As soon as things started go sideways early the week of March 2nd, President Del Balzo and our management team stepped up and started communicating right away. My amazing, dedicated IT staff was all over it. We had already been enabling remote access to desktops for years along with various other measures intended to support business continuity while enhancing ongoing efficiencies. When we transitioned to a cloud based phone system last year, we made a point of getting familiar with their “Mobility” solution, which would enable our users to use their smart phones much like the phones on their desks. This turned out to be a home run as we implemented it over the last week.

We had done a lot of emergency prep and it was paying off. But who would have thought it would be a pandemic we were preparing for?

Normally in BC/DR (Business Continuity, Disaster Recovery) planning, you balance risk versus likelihood of different scenarios. Fire, power outage, earthquake, severe weather, etc., are pretty high on the list of real things that happen and can create an emergency situation. But a pandemic? Honestly, that's way down on the list of possibilities. But here we are.

Putting Plans Into Action

We started teaching remotely last Friday, and staff started working from home on Tuesday. I have a consultant working for me who works with numerous higher education institutions and he mentioned that all of the other schools he is working with are scrambling and that we are way ahead of the curve (like “night and day” compared to most of these other schools). I am so grateful for the diligence and skills of the people who work for me.

Since we've moved online, some of our students have mentioned that they miss learning from their instructors face to face, but most have been pretty positive about the transition.

One instructor shared the following:

“I held all four of my classes online using Zoom.
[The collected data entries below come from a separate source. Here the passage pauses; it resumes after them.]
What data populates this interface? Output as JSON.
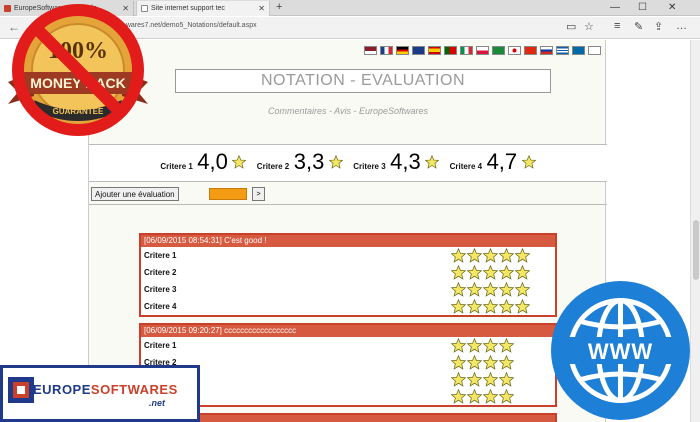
{
  "browser": {
    "tabs": [
      {
        "label": "EuropeSoftwares by Eagle...",
        "active": false
      },
      {
        "label": "Site internet support tec",
        "active": true
      }
    ],
    "url": "...wares7.net/demo5_Notations/default.aspx"
  },
  "page": {
    "title": "NOTATION - EVALUATION",
    "subtitle": "Commentaires - Avis - EuropeSoftwares",
    "criteria": [
      {
        "label": "Critere 1",
        "value": "4,0"
      },
      {
        "label": "Critere 2",
        "value": "3,3"
      },
      {
        "label": "Critere 3",
        "value": "4,3"
      },
      {
        "label": "Critere 4",
        "value": "4,7"
      }
    ],
    "add_button": "Ajouter une évaluation",
    "go_button": ">",
    "reviews": [
      {
        "header": "[06/09/2015 08:54:31] C'est good !",
        "rows": [
          {
            "label": "Critere 1",
            "stars": 5
          },
          {
            "label": "Critere 2",
            "stars": 5
          },
          {
            "label": "Critere 3",
            "stars": 5
          },
          {
            "label": "Critere 4",
            "stars": 5
          }
        ]
      },
      {
        "header": "[06/09/2015 09:20:27] cccccccccccccccccc",
        "rows": [
          {
            "label": "Critere 1",
            "stars": 4
          },
          {
            "label": "Critere 2",
            "stars": 4
          },
          {
            "label": "",
            "stars": 4
          },
          {
            "label": "",
            "stars": 4
          }
        ]
      },
      {
        "header": "",
        "rows": []
      }
    ]
  },
  "overlays": {
    "money_back_top": "100%",
    "money_back_main": "MONEY BACK",
    "money_back_ribbon": "GUARANTEE",
    "logo_europe": "EUROPE",
    "logo_softwares": "SOFTWARES",
    "logo_net": ".net",
    "www_text": "WWW"
  },
  "colors": {
    "accent_orange": "#f39b12",
    "review_border": "#c9412a",
    "star_fill": "#f5e663",
    "www_blue": "#1e7fd6"
  }
}
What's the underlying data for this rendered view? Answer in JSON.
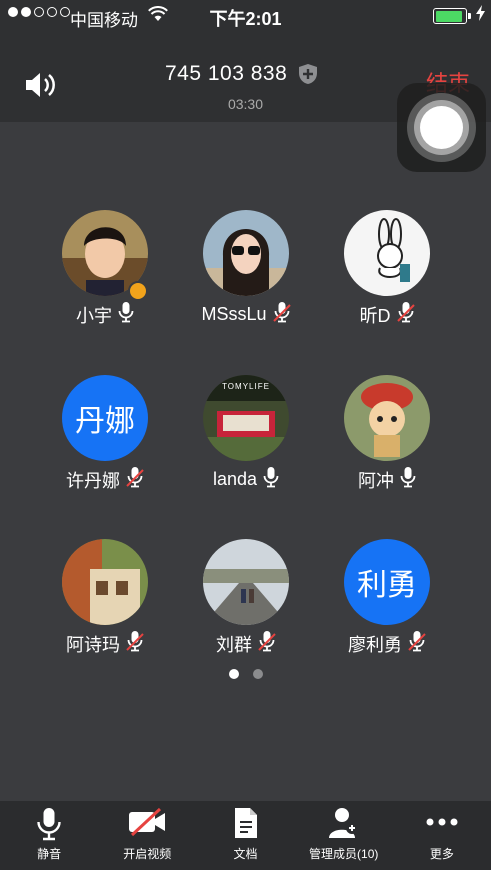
{
  "status_bar": {
    "carrier": "中国移动",
    "time": "下午2:01",
    "battery_level": 0.9,
    "colors": {
      "battery": "#4cd964"
    }
  },
  "call": {
    "meeting_id": "745 103 838",
    "duration": "03:30",
    "end_label_partial": "结束",
    "colors": {
      "end": "#e64340"
    }
  },
  "participants": [
    {
      "name": "小宇",
      "avatar": "photo",
      "host": true,
      "muted": false
    },
    {
      "name": "MSssLu",
      "avatar": "photo",
      "host": false,
      "muted": true
    },
    {
      "name": "昕D",
      "avatar": "photo",
      "host": false,
      "muted": true
    },
    {
      "name": "许丹娜",
      "avatar": "text",
      "avatar_text": "丹娜",
      "host": false,
      "muted": true
    },
    {
      "name": "landa",
      "avatar": "photo",
      "avatar_text": "TOMYLIFE",
      "host": false,
      "muted": false
    },
    {
      "name": "阿冲",
      "avatar": "photo",
      "host": false,
      "muted": false
    },
    {
      "name": "阿诗玛",
      "avatar": "photo",
      "host": false,
      "muted": true
    },
    {
      "name": "刘群",
      "avatar": "photo",
      "host": false,
      "muted": true
    },
    {
      "name": "廖利勇",
      "avatar": "text",
      "avatar_text": "利勇",
      "host": false,
      "muted": true
    }
  ],
  "pager": {
    "pages": 2,
    "current": 1
  },
  "toolbar": {
    "mute": "静音",
    "video": "开启视频",
    "docs": "文档",
    "manage": "管理成员(10)",
    "more": "更多"
  },
  "colors": {
    "text_avatar_bg": "#1673f5",
    "host_badge": "#f2a31b",
    "muted_slash": "#e64340"
  }
}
It was wonderful. I had 90% attendance in every class. This week we did poetry and read the poems to each other while analyzing them. I shared my screen, so it felt like we were in a real classroom just not physically together. The students were so grateful and happy. Everyone participated and one student wrote to me:

‘Hi professor!
I had fun in today's class. Thank you for keeping up with us. I hope to see you soon
Stay safe'”

Some other feedback from faculty: “for the most part participation has been very good in my classes. Maybe even better than in person! They are certainly more talkative,” and, “I have to tell you how impressed I am with the college out reach. Everything has been clear and transparent! Amazing job.”

A Place to Express Concerns, Questions, Positive Thoughts

Thanks to our college mobile phone app, students also have the opportunity to express concerns, observations, etc., on our digital “Campus Wall”, which is a powerful thing in times like these. Administrators pay attention to these postings and follow up with students as needed. There are consistently more positive comments and postings than negative ones, even in these last few weeks. Having a place for students to openly express concerns and ask questions is a great thing (as long as we provide useful feedback and reach out when needed).

I hope everyone is staying well and managing well enough through these difficult weeks! I also hope everyone's cooperative efforts and hard work will help to keep things working well going forward. It's probably going to get tougher before it gets better but if we just hang in there and work together, hopefully we'll come out the other side with valuable lessons learned and a new outlook.